One of the reasons why that data analytics is expected to become more popular over the next five years is that banks are experimenting with how different data architectures can be linked together. Many firms realize that maintaining data sources in silos is not optimal for running a competitive data infrastructure.
In order to move beyond writing APIs and building new architecture in the cloud, firms need desktop analytics to show traders and C-level executives that it’s worth the money to start rethinking how they’ve sourced data and who has access to it, said Dinnage. Rather than take this on, firms are partnering with a new breed of vendors that not only understand big data and data science, but can create dashboards, GUIs, and screens to provide analytical services.
Investing in FICC Startup
As a sign of the trend, banks have invested in analytical startups to get a first mover advantage. In March of 2018, JP Morgan took a minority stake in fntech startup Mosaic Smart Data, which collects and analyzes fixed-income, currencies, and commodities (FICC) data from the trading divisions of banks so that they make more informed decisions, reported The Trade. This followed JP Morgan signing a multi-year contract in October of 2017 with Mosaic spanning its entire fixed-income trading business.

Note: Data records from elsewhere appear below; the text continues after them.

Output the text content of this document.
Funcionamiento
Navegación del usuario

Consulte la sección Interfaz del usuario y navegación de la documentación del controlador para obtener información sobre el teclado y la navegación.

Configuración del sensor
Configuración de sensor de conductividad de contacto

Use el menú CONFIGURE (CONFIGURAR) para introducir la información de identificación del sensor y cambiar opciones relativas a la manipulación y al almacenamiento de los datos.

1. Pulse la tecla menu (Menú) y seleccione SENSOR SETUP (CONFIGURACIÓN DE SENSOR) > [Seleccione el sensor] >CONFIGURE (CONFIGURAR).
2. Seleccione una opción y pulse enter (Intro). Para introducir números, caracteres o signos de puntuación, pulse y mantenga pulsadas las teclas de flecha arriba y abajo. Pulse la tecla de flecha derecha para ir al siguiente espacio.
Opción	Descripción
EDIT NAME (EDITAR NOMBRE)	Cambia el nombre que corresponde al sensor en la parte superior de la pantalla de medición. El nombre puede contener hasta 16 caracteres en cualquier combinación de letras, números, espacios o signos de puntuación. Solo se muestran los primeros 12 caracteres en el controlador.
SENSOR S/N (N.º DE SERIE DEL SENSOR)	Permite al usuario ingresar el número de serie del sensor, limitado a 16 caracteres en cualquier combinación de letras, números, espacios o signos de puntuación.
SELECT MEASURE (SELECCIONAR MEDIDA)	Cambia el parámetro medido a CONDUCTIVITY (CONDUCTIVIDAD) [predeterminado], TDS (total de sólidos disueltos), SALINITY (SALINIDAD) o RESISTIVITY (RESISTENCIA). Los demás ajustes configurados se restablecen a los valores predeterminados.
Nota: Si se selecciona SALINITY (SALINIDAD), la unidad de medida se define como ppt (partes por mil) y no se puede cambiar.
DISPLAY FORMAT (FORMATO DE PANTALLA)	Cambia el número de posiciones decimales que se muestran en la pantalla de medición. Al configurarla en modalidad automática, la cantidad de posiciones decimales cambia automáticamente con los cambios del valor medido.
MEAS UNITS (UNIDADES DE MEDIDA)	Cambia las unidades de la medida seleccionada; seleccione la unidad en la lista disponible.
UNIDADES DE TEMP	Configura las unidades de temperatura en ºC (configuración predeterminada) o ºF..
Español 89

The MSX platform help sales and trading professionals visualize market and client activity, and it can be used by a trader to determine which buy side clients are more likely to accept a deal, noted Reuters. The platform uses machine learning and natural language processing to provide narratives in plain language, which can explain why activity with a certain client or product has dropped off.
“Having a more holistic view of trading data will improve our service delivery for clients. The Mosaic platform integrates securely with our existing technology infrastructure and enables our teams to quickly make better informed decisions,” said Troy Rohrbaugh, head of macro at JP Morgan in a news release announcing the partnership.
On a fixed-income trading desk, smart data and smart data analytics can help to mask the complexity of data silos, client-and markets-connectivity infrastructure, and pricing and execution engines that exist on a desk. Vital information can be passed onto a single screen working in concert with an OMS that can used to prioritize client liquidity provision, block size order price formation and or markets aggregation, illustrates the report.
On the buy side, smart data analytics can help small-to-medium asset managers break their dependence on investment banks or prime brokers to provide them with market and trade-data feeds. Instead, with smart data analytics, firms could develop in-house data management capabilities to draw the feeds directly form relevant brokerage venues and exchanges.
But overcoming data management and data access hurdles will be key to extracting value from heterogeneous data sets. A study by Greenwich Associates found that 85% of capital markets firms intend to increase their spending on data management technology over the next three-to-five years. In addition, data analysis is forecast to become the most valued skill on trading desks in the next three-to-five years, based on 74% of capital markets professionals surveyed by Greenwich.
In short, firms are realizing that external and internal data sets contain value and they must treat data as if it were an investable asset class such as a house or a car. Financial firms have only begun to scratch the surface of extracting value from their data, and clearly there is a race to monetize those assets.